My son got his driver’s license. During the six months, he had his permit; I taught him to be a safe driver. I was willing to tell him to slow down, keep two hands on the wheel, and signal when changing lanes. I did not fear giving him feedback and tips to be a better driver.
Why is it so difficult in many other situations, including our work relationships?
Let’s change the driving scenario a bit. Now I’m the driver, and my son is in the backseat. Why doesn’t he correct me when I drive too fast on the freeway? I’m far from a perfect driver! I’m confident that my response would be less appreciative should he decide to critique my driving. I might make some kind of retort, “don’t be a backseat driver.” He may feel like I’m the parent, so correcting me is not his place. He may figure, “well, she’s been driving for many years, so she’s probably right.”
Many of these feelings are also true in the workplace. As Pemo Chodron, American Tibetan Buddhist, stated, “Fear is a natural reaction to moving closing to the truth.” These fears include:
- Damaging the Relationship
- Being Wrong
- Losing Face
- Hurting the person
We also hold back because we may feel:
- It’s not my place
- It won’t make a difference
- Power dynamics
My family may experience all three of those fears when I drive! However, it is not helping anyone by holding back and, in the case of driving, puts the family and others on the road in danger. Better to risk our relationship by telling me to watch out for the girl on her bike than to let me take the right turn without seeing her.
The lack of providing feedback also puts your company and the careers of year teammates at risk. In my earlier blog, I Wanna Dance with Somebody, I talk about why it is important to provide feedback. Kim Scott speaks very eloquently on this topic in her book, “Radical Candor.”
I’m passionate about this topic and will continue to write about the consequences of holding back, and how to give and receive feedback in a way that drives the business and your business relationships forward, and how these same muscles apply to difficult conversations. Let’s talk about overcoming some of those fears we all carry. After all, many of us were raised to the saying, “if you don’t have something nice to say, don’t say anything at all.”

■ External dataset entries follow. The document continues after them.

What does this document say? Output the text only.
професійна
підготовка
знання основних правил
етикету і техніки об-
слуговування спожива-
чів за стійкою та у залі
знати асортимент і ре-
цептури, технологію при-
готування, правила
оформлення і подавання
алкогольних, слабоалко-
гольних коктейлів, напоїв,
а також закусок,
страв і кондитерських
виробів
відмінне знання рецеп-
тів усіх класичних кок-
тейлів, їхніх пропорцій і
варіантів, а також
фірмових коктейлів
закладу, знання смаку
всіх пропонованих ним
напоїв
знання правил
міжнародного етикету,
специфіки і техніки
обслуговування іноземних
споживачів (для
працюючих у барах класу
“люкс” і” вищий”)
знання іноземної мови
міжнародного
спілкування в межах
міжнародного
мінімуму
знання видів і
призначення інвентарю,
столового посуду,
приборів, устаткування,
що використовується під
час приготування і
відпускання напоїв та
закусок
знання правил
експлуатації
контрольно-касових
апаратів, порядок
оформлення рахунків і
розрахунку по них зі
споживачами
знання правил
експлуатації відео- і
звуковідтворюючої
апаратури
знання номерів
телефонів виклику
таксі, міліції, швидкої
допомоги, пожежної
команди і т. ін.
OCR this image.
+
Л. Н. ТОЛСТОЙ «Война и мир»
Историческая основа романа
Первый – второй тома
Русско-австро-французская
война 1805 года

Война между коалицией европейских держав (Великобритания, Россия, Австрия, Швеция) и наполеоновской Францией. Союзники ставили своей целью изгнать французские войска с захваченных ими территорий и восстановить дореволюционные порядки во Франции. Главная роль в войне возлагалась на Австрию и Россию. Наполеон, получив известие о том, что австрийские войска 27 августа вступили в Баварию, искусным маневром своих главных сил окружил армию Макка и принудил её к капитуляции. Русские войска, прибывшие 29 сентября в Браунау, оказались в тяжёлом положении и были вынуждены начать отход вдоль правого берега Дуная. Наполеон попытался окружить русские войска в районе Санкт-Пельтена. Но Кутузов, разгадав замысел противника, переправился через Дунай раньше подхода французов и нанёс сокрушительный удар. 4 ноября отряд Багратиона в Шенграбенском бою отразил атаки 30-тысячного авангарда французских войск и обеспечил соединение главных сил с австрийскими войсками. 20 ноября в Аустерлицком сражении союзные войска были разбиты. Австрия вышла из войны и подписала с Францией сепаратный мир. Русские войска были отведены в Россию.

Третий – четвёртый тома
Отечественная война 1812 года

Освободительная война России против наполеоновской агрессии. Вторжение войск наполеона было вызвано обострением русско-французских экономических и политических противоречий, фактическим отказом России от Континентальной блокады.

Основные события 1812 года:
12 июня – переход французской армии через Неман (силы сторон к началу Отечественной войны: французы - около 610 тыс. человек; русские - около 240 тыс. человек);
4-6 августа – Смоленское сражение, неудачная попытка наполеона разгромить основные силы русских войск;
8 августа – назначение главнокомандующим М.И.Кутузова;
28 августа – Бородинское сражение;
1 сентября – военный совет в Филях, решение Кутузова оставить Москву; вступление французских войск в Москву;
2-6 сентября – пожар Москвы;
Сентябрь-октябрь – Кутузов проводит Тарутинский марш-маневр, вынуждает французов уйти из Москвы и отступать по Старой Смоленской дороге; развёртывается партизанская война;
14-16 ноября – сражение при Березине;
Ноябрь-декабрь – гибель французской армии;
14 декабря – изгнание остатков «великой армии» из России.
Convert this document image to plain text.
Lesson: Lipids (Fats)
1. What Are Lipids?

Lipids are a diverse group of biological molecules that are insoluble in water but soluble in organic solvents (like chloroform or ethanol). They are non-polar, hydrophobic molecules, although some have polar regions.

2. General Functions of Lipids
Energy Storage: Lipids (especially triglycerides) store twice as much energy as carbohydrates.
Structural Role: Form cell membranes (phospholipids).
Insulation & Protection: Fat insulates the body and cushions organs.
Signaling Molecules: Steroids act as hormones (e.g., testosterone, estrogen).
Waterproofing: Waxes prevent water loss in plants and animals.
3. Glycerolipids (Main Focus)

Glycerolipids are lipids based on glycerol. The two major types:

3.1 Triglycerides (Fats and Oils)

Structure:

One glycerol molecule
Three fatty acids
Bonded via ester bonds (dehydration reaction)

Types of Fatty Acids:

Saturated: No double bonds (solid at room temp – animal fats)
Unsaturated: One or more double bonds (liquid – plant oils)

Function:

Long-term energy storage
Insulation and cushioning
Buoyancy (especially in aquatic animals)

What does it mean to be “nice?” Is it nice to clap and compliment my dancing while I dance off a cliff? Is it nice to converse with me while I have cilantro in my teeth without letting me know? Is it nice to watch me stumble in my work with advice that may help but fail to inform me?
Is it nice to observe that someone would be more effective and even earn that next promotion if they took the time to check in with key stakeholders more often, but keep that to yourself even though you see the damaging effects?
Let’s agree that giving people the information they need to succeed is kind and move on to the fears and reasons we hold back.
Fighting the Fear
We need to open our minds to the reality that we don’t become our best selves by only hearing what we want to hear. As the person receiving feedback, how you receive it will determine whether people will continue to invest in you in the future. As the person providing feedback, how you give it may impact how it is received. Sharing feedback with good intent and an honest desire to help is essential. If you are angry and frustrated, it may not be the best time to provide meaningful feedback.
Let the person know you are providing feedback because you believe it can make a positive difference from them. You are investing in them by taking the time to have the conversation. Use it to understand where they are coming from and offer suggestions for being more effective.
When you provide feedback to be helpful, the relationship will generally stay intact, and increased trust will build. In the rare occasion where the opposite happens, reflect on what you could have done differently, but also accept that you don’t control others’ reactions. It may be the time to ask your manager or HR representative for help. As a leader, building a culture of honest feedback reduces the chances of damaged relationships.
You may be wrong, and that’s ok. Remember, you are just trying to help and share your perspective. Don’t go into the conversation with a desire to be “right,” and don’t hold back on the fear that you aren’t. As the person receiving feedback, appreciate the investment, understanding that this is one person’s perspective. Use it to build trust, helpful open dialogue, and increased shared understanding.
You can also avoid hurting others by seeking to understand each other’s situation and circumstances and expressing the desire to help.
Moving past the fear of providing difficult feedback may never feel easy. But as you engage more in these meaningful discussions, you will be surprised to see that strengthening this brings to your work relationships. You open yourself to greater understanding while investing in the success of others.